Cricket may represent the rustle of notes in Indian sport, but the game of football must most definitely stand for passion.
It's not for nothing that there's folklore in Kolkata around how women in the old days sold their jewellery to fund their husbands' favorite players' wages. Or how a man superstitious about his favorite team losing in his absence came to the football stadium after cremating his son. And while there was always much passion about the game, money was not necessarily flowing in.
However, things may be changing for the better.
According to the All India Football Federation, the sport's governing body in the country, the average salary of India's professional footballers for the upcoming season beginning August, saw a jump of between 40 and 62 percent from last year.
"Any average professional player, who played for India last year made anywhere between Rs 40 and 50 lakh per annum. This season their salaries have seen a spike and they are drawing anywhere between Rs 65 and 70 lakh," said the All India Football Association's spokesperson, Nilanjan Datta.
The highest paid player in India for the coming season is the Nigerian striker for Mohun Bagan, Odafa Okolie, drawing a whopping Rs 3.25 crore. He is followed by Prayag United's Nigerian striker Ranty Martins who will make Rs 1.8 crore this season, Tolgay Ozbey of Mohun Bagan who will draw a salary of Rs 1.5 crore and Costa Rican mid-fielder Carlos Hernandez who will play for Prayag United a sum of Rs 1.25 crore. All these players are also eligible for perks like accommodation, reimbursement of children's tuition fees and (yes!) a Mercedes S-Class.
While the top paid Indian footballers don't have it as good as their imported counterparts with the perks, they still make a sum that is handsome by Indian football standards. Subrata Pal, India's goalkeeper nicknamed "Spiderman"— who plays for Prayag United, will make Rs 1.1 crore this year, while Gouramangi Singh, central defender for Prayag United, will earn Rs 1.05 crore as salary.
The association says that even second league footballers make an average of Rs 8 to 10 lakhs a year.
And then of course, there's Sunil Chhetri, who after excelling for India's senior side has signed for Portugal's Sporting Lisbon.
According to the AIFF, there has also been an increase in the number of spectators for the Indian League matches at stadiums. While a Mohun Bagan versus East Bengal match always draws record crowds of anywhere between 80,000 and 1,20,000 fans, a regular Indian League match has seen the number of spectators go up from a little over 3,000 spectators two years ago to an average of 5,000 spectators at each match this past year.
The reason being, the increased interest in and exposure to football nationally. "The game has become mostly popular due to the increased number of matches being aired on TV these days and also personal interest," says AIFF's spokesperson.

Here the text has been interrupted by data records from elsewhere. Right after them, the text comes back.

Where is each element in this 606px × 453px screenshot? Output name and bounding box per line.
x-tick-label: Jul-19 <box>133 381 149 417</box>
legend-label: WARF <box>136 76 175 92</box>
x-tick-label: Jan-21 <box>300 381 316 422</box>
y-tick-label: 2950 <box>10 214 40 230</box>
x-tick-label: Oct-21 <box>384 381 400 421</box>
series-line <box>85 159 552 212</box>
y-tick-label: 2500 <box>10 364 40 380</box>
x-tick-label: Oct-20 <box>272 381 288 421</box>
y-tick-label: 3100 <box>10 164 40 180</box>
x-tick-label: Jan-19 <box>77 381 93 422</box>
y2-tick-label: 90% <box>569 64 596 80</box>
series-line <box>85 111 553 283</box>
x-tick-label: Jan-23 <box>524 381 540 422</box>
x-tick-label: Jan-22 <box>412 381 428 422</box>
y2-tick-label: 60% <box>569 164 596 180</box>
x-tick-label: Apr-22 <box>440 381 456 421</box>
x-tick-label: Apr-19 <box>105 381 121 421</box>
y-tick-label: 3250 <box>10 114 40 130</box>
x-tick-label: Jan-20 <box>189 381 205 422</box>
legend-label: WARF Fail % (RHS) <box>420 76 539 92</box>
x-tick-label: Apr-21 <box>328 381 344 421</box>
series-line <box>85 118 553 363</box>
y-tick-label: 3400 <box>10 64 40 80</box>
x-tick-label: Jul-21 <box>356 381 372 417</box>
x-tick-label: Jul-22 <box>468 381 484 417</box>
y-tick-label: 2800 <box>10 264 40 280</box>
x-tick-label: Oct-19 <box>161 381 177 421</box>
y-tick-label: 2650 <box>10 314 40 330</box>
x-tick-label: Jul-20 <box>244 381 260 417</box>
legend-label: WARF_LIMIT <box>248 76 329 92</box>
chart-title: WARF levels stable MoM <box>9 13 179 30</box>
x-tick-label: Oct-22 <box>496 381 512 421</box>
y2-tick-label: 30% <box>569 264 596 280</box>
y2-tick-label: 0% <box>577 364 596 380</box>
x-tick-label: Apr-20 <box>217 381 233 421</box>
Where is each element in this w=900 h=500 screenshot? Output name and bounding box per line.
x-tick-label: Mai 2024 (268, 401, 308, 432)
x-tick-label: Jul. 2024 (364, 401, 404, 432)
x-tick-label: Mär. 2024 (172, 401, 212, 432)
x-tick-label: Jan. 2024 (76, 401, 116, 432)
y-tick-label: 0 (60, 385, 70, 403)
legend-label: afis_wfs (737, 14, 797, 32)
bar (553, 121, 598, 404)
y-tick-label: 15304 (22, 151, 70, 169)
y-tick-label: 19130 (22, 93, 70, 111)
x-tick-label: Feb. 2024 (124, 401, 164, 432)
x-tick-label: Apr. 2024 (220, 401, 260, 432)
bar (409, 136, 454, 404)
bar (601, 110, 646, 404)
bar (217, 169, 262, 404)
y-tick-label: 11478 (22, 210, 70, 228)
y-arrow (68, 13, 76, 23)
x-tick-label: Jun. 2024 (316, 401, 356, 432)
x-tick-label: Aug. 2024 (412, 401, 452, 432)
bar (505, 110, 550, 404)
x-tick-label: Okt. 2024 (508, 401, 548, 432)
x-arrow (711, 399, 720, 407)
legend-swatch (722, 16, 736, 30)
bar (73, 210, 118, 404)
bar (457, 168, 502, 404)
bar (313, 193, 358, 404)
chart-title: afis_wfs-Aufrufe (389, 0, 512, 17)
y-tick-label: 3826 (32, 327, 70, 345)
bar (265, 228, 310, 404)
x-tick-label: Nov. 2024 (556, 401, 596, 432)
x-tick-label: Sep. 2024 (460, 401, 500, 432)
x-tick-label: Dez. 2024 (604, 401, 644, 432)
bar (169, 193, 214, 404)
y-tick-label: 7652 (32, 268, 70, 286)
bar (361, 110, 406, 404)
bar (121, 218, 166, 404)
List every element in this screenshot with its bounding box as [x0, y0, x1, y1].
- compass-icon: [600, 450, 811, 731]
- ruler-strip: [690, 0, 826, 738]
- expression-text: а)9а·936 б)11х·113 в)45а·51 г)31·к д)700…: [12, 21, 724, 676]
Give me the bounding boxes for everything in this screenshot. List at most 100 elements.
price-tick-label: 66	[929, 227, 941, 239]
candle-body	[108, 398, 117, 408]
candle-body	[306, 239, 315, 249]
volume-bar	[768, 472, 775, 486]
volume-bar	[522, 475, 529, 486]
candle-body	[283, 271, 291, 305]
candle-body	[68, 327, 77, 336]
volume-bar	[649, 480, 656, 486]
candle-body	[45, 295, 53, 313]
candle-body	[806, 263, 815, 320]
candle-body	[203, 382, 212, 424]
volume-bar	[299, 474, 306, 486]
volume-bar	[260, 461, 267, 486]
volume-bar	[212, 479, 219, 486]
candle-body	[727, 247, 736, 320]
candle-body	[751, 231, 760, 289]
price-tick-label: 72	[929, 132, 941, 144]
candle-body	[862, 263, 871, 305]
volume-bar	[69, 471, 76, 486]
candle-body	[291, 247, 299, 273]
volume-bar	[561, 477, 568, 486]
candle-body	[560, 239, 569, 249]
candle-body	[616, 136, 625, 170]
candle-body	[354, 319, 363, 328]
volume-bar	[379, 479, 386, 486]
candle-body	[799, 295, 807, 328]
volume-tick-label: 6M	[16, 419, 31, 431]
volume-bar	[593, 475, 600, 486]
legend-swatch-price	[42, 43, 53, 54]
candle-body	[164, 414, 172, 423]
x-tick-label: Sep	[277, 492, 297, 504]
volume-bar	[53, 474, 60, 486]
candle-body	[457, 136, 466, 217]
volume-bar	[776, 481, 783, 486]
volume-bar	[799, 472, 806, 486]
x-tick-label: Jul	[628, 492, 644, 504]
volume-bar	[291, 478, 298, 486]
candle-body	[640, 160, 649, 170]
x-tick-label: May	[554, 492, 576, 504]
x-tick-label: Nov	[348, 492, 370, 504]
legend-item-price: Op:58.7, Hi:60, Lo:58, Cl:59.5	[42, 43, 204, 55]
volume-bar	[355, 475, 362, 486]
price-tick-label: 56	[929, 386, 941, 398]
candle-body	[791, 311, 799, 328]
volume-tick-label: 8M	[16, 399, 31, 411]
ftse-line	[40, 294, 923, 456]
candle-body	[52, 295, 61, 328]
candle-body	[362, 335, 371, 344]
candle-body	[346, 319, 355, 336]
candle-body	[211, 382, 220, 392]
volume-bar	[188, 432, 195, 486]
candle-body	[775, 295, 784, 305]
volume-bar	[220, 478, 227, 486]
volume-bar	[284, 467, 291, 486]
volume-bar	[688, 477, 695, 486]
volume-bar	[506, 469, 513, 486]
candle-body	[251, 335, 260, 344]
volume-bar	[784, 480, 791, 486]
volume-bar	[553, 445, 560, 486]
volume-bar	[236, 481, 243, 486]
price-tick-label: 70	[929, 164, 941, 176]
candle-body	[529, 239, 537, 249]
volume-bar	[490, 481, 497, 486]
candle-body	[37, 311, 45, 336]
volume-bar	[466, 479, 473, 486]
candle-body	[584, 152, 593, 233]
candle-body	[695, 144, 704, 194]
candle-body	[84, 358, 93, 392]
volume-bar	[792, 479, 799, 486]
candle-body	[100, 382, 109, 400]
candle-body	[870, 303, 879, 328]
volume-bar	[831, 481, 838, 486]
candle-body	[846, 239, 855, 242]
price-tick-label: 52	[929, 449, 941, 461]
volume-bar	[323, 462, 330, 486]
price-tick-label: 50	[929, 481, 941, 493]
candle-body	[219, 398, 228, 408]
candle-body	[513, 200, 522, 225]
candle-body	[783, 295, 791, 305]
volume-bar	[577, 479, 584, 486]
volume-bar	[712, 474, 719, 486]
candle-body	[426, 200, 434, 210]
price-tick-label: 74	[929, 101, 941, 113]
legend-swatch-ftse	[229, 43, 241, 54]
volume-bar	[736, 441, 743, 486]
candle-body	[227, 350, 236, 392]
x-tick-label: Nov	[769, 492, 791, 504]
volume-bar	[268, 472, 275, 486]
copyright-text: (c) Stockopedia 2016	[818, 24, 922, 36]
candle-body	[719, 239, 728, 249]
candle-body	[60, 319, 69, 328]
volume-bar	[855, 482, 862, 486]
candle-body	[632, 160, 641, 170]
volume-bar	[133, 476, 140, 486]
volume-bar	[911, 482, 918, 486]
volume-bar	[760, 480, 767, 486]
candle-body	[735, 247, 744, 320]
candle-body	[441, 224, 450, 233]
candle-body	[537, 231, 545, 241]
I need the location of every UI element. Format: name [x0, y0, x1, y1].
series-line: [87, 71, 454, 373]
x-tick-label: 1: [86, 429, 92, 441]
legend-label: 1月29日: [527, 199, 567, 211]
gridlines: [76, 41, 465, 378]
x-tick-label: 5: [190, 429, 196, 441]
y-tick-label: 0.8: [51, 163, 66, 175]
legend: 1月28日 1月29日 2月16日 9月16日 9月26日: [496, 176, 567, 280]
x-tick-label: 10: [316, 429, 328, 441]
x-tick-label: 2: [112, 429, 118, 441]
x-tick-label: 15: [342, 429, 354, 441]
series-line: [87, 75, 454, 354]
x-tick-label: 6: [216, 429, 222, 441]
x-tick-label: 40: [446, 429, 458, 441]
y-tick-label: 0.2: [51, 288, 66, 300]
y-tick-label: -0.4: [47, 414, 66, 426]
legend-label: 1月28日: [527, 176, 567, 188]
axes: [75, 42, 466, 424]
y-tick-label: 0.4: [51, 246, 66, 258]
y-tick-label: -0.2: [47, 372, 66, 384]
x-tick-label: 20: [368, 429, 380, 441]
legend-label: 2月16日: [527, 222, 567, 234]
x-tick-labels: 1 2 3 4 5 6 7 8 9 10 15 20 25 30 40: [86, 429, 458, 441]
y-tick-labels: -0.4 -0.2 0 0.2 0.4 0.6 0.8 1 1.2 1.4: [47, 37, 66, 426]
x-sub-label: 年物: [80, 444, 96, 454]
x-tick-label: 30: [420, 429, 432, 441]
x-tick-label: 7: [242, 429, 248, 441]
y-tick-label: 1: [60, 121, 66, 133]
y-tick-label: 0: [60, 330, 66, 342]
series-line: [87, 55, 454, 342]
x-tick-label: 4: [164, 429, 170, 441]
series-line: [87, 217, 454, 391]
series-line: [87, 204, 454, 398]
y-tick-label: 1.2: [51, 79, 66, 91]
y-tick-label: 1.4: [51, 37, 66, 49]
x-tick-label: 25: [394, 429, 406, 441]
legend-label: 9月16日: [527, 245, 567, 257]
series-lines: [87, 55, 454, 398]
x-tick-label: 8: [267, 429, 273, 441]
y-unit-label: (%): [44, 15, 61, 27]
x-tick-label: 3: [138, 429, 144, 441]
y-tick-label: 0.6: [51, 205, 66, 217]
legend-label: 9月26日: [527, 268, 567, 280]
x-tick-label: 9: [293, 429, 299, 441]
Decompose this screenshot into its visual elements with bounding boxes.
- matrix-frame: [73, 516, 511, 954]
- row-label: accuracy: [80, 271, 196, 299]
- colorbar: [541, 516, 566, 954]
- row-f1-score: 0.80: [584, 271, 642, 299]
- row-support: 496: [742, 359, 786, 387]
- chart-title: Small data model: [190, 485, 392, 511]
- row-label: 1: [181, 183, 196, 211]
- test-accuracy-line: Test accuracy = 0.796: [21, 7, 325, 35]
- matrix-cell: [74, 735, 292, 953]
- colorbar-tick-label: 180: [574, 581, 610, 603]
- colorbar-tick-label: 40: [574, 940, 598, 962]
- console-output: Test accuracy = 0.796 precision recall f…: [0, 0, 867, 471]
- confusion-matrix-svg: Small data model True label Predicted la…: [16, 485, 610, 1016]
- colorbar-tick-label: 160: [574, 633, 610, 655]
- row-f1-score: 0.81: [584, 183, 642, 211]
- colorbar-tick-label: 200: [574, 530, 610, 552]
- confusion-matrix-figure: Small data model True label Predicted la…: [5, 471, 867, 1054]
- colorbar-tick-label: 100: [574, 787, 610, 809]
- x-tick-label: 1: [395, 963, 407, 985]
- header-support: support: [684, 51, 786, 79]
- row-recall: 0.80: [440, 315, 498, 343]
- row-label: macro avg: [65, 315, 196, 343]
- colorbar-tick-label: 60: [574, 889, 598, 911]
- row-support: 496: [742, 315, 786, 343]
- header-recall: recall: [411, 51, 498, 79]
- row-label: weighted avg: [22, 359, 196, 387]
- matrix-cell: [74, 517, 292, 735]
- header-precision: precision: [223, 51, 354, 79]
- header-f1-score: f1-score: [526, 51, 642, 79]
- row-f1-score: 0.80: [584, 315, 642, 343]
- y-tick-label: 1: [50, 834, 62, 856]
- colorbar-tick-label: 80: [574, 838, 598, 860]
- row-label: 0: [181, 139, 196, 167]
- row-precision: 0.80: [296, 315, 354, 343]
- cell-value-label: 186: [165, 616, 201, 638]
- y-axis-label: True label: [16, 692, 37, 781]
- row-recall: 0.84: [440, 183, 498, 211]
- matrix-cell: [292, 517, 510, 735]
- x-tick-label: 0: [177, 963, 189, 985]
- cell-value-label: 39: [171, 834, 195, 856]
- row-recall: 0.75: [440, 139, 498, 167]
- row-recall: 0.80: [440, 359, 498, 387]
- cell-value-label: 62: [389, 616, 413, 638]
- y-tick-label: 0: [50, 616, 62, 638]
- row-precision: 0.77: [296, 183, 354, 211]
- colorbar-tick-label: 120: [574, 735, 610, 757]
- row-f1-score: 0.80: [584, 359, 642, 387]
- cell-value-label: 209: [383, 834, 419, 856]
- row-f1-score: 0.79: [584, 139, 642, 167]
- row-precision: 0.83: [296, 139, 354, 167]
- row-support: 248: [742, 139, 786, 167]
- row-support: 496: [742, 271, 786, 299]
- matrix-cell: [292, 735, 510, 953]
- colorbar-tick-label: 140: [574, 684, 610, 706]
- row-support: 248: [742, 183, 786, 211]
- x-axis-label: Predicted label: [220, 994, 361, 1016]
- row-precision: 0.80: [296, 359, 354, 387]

However, Indian football still has its fair share of problems. While the game is still the predominant choice in Kolkata, youngsters tend to follow and recall European Clubs more than homegrown clubs -- like Mohun Bagan, East Bengal or Dempo. The problem says Dutta, lies in India not being a country that has a club culture.
"It is precisely the reason why it's always a houseful for any match in Delhi that has the national team playing," he says.
This culture spill also reflects in the number of clubs in the country. India has just 1,500 registered clubs all over the country and only a measly 30 dedicated football fields.
Also, since most clubs in India are driven by a personal interest and are owned by business families, the discrepancy in their budgets is huge. For example a Prayag United has a budget of Rs 20 crore for the upcoming season, while Bhaichung Bhutia's United Sikkim FC is facing a cash crunch with a budget of just Rs 3 crore. While clubs like United Sikkim FC and Shillong Lajong FC may have immensely talented players, the paucity of funds pose a huge challenge to the team and its players.
So while the overall pay of footballers in the country has improved, the state of the game in India remains status quo. With a few exceptions— it's all passion and mostly no pay.